Nell'estate del 1966 Moshe Dayan si recò in Vietnam come osservatore del "laboratorio militare" dell'epoca per apprendere cosa stava cambiando nella guerra moderna. Lezioni preziose che avrebbe sfruttato, appena un anno dopo, da ministro della Difesa fresco di nomina nella Guerra dei Sei Giorni. Numerose allora furono le critiche alla strategia americana nella guerra di logoramento che finiranno per abbandonare, e favorevoli quelle rivolte alla guerriglia protratta dei Vietcong; gruppo armato che si oppose in un combattimento asimmetrico paragonabile alla guerriglia urbana opposta da Hamas nella Striscia di Gaza.

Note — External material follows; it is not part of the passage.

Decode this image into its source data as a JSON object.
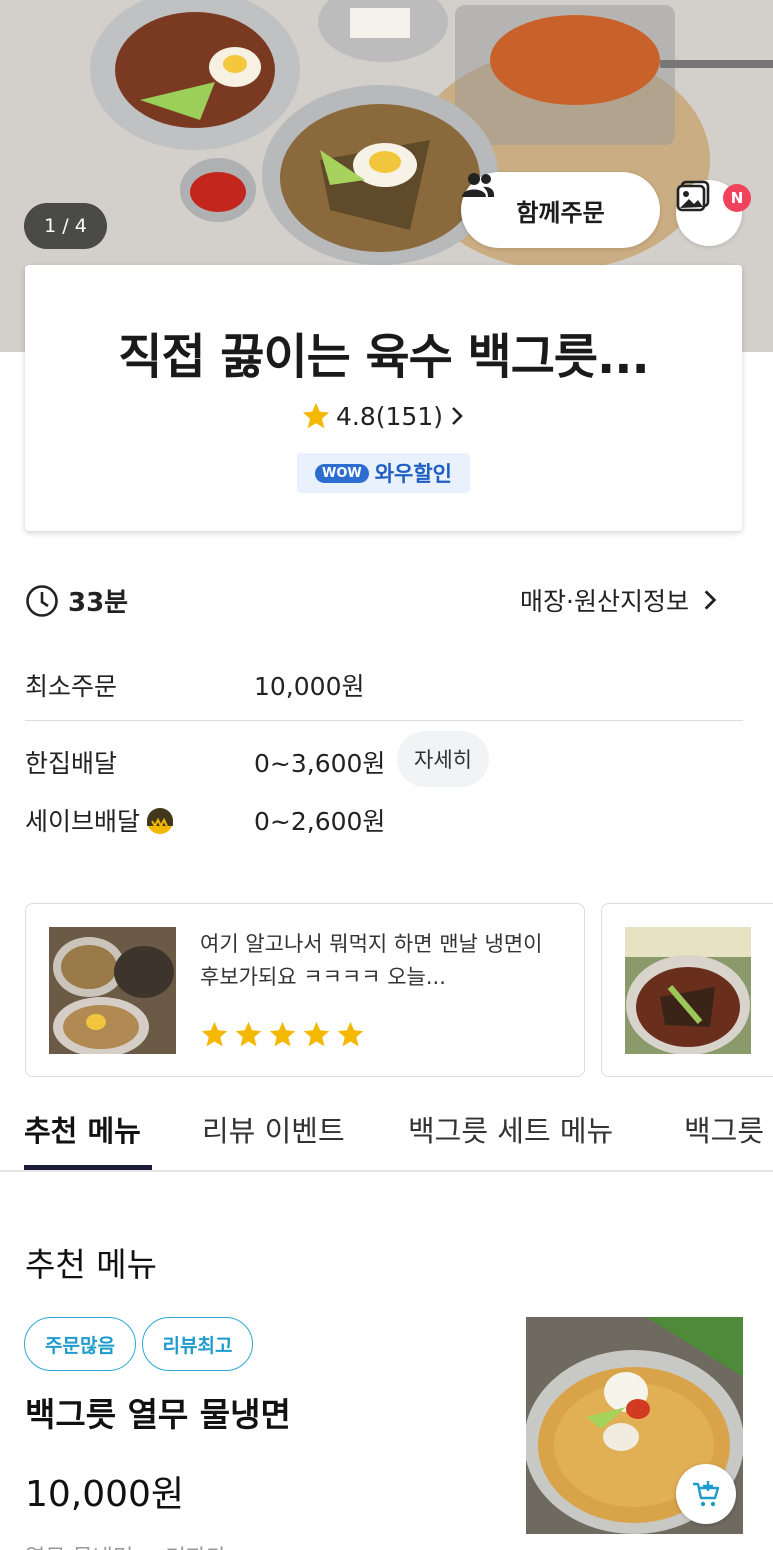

Addestrato personalmente da Orde Wingate, il leggendario ufficiale britannico che formò il corpo dei Chindit nella Birmania, attraverso le sue tattiche di "anti-insurrezione" Moshe Dayan preservò i primi kibbutz e gli insediamenti ebraici dagli attacchi nelle Rivolte arabe del 1936-39, consolidando la sua reputazione di esperto militare e stratega per aver guidato lo Stato Ebraico nell'attacco al Sinai del 1956 e nella schiacciante vittoria della Guerra dei Sei Giorni del 1967. Molto lo apprese sul campo, in Vietnam, dove seguì gli americani dalla metà di luglio alla fine di agosto del 1966. "Volevo vedere di persona, sul posto, com'era la guerra moderna, come venivano maneggiate le nuove armi, come si formavano in azione, se potevano essere adottate per il nostro impiego", scriverà nelle sue memorie.
Dayan in prima linea
Allora 51enne ministro nell'agricoltura, in "guerra" dall'età di 14 anni come giovane membro dell'Haganah, ferito in azione da un cecchino che lo colpì a un occhio sinistro durante la campagna di Siria combattuta contro i francesi di Vichy, Dayan voleva apprendere quanto ci fosse da apprendere dall'Esercito statunitense, che nel 1966 aveva mobilitato per volere del presidente Lyndon Johnson 276mila uomini in una guerra che per gli americani poteva "..durare a lungo", avvertiva Johnson, ma nella quale gli Stati Uniti dovevano "andare avanti finché i comunisti nel Vietnam del Nord" non fossero resi conto che "il prezzo dell’aggressione era troppo alto", e che che non sarebbe stata "accettata una soluzione pacifica o messo fine ai loro combattimenti. Per quanto tempo ci volesse…”; e dai loro temibili nemici: i guerriglieri vietnamiti sostenuti dall'Unione Sovietica e della Cina comunista.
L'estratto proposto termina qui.